A Secure and Efficient Method for Scalar Multiplication on Supersingular Elliptic Curves over Binary Fields

Abstract

We present a secure and efficient scalar multiplication method for supersingular elliptic curves over binary fields based on Montgomery’s ladder algorithm. Our approach uses only the x-coordinate of elliptic curve points to perform scalar multiplication, requires no precomputation and executes the same number of operations over the binary field in every iteration. When applied to projective coordinates, our method is faster than the other typical scalar multiplication methods in practical situations.

A Appendix: Montgomery’s Ladder Invariant

Lemma 1

Every iteration in Montgomery’s ladder algorithm to compute \(kP_0\), where \(k = (k_{n-1}, k_{n-2}, \ldots , k_0)_2\), keeps the difference \(S - R = P_0\).

Proof

Before the first iteration, we have \(R = P_0\) and \(S = 2P_0\), and thus \(Q_2 - Q_1 = P_0\).
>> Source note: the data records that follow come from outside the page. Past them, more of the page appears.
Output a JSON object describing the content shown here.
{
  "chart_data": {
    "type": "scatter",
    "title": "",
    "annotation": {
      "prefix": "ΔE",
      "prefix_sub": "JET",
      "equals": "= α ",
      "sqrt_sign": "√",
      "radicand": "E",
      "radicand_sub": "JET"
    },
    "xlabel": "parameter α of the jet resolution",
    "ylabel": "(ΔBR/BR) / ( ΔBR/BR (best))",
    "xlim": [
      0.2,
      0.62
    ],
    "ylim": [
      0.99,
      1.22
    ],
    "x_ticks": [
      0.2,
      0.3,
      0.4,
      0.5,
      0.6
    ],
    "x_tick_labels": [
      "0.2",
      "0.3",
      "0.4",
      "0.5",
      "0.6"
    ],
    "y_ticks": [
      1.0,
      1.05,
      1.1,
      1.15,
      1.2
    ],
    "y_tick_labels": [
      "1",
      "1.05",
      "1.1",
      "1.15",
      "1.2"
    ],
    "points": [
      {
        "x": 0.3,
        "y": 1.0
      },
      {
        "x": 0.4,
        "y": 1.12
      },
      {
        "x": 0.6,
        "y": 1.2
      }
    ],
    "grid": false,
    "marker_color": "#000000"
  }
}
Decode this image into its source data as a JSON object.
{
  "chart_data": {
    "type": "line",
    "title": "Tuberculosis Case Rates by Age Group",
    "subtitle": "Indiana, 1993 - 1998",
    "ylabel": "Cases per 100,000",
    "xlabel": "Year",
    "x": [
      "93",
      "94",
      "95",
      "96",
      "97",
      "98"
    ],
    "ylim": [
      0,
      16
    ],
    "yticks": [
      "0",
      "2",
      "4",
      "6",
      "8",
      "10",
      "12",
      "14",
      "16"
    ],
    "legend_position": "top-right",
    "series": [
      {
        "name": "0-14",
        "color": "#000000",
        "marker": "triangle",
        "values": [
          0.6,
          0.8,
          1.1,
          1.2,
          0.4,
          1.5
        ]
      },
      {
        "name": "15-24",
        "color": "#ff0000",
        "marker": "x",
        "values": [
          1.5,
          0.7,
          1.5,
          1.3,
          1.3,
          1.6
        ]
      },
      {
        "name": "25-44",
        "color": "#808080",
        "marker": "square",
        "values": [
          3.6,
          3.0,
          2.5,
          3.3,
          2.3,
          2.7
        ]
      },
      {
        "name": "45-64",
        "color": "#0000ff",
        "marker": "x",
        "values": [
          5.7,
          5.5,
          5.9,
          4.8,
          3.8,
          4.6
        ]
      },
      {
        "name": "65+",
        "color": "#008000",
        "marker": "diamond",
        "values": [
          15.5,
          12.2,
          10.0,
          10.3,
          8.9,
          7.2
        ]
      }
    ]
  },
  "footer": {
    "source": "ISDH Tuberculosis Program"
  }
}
Now let’s assume that during an iteration \(0 \le i \le l-2\) we have \(R = nP_0\) and \(S = (n+1)P_0\), where \(1 \le n\le k\). The difference \(S - R = P_0\) holds. To prove that in iteration \(i+1\) the invariant \(S - R = P_0\) is held, we must consider two cases:

• if \(k_i = 0\): the values of R and S are updated such that \(R = 2nP_0\) and \(S = (n + n + 1)P_0 = (2n+1)P_0\). We can see that the difference \(S - R = P_0\) holds in this case.

• if \(k_i = 1\): the values of R and S are updated such that \(R = (n + n + 1)P_0 = (2n+1)P_0\) and \(S = 2(k+1)P_0 = (2k+2)P_0\). We can see that the difference \(S - R = P_0\) holds in this case too.

By the end of iterations, we have \(i = 0\) and \(Q_2 - Q_1 = P_0\) is mantained.